I've got a "send" routine in Delphi 6 that accepts a variable-sized block of data (a fixed-size header followed by varying amounts of data) and the routine eventually calls sendto() in Winsock. I've coded it two ways, once where the passed block is a var (somewhat misleading, but it works) and once where a pointer to the block is passed.
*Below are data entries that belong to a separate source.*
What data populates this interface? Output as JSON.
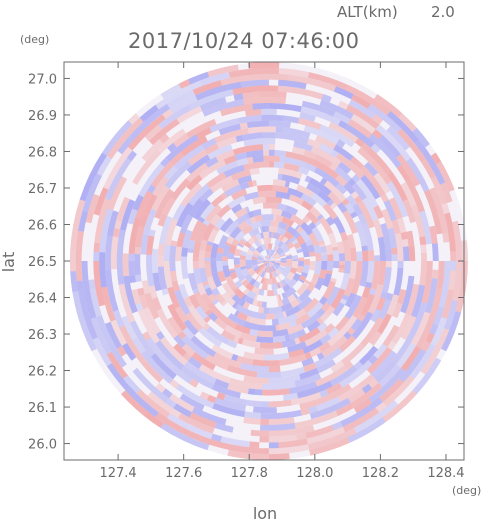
{
  "header": {
    "altitude_label": "ALT(km)",
    "altitude_value": "2.0",
    "timestamp": "2017/10/24 07:46:00"
  },
  "chart_data": {
    "type": "heatmap",
    "title": "2017/10/24 07:46:00",
    "xlabel": "lon",
    "ylabel": "lat",
    "x_unit": "(deg)",
    "y_unit": "(deg)",
    "xlim": [
      127.235,
      128.455
    ],
    "ylim": [
      25.955,
      27.045
    ],
    "x_ticks": [
      127.4,
      127.6,
      127.8,
      128.0,
      128.2,
      128.4
    ],
    "x_tick_labels": [
      "127.4",
      "127.6",
      "127.8",
      "128.0",
      "128.2",
      "128.4"
    ],
    "y_ticks": [
      26.0,
      26.1,
      26.2,
      26.3,
      26.4,
      26.5,
      26.6,
      26.7,
      26.8,
      26.9,
      27.0
    ],
    "y_tick_labels": [
      "26.0",
      "26.1",
      "26.2",
      "26.3",
      "26.4",
      "26.5",
      "26.6",
      "26.7",
      "26.8",
      "26.9",
      "27.0"
    ],
    "radar_center": [
      127.86,
      26.5
    ],
    "radar_range_deg_lat": 0.545,
    "colors": {
      "positive": "#f08a8a",
      "negative": "#8a8af0",
      "frame": "#6b6b6b"
    }
  }
}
A simple version used for benchmarking looks something like:
type
header = record destination, serialnumber: integer end;
pheader = ^header;
var
smallblock: record h: header; data: array[1..5] of integer end;
bigblock: record h: header; data: array[1..100] of integer end;
procedure send1(var h: header; size: integer);
begin
h.destination := 1; // typical header adjustments before sendto()
h.serialnumber := 2;
sendto(sock, h, size, 0, client, sizeof(client))
end;
procedure send2(p: pheader; size: cardinal);
begin
p^.destination := 1;
p^.serialnumber := 2;
sendto(sock, p^, size, 0, client, sizeof(client))
end;
procedure doit1;
begin
send1(smallblock.h, sizeof(smallblock));
send1(bigblock.h, sizeof(bigblock));
end;
procedure doit2;
begin
send2(@smallblock, sizeof(smallblock));
send2(@bigblock, sizeof(bigblock));
end;
The "send" routine will be called often, with many different block sizes, and should be as fast as possible. After doing a few runs of some simple benchmarks (by timing calls with gettickcount), the pointer technique (doit2) seems to run about 3% faster on my machine than the var technique (doit1), although I don't see any real difference between the two techniques in the object code (not that I'm an assembler guru).
Is the 3% an illusion due to my crude benchmarks, or is the pointer technique really beating the var technique?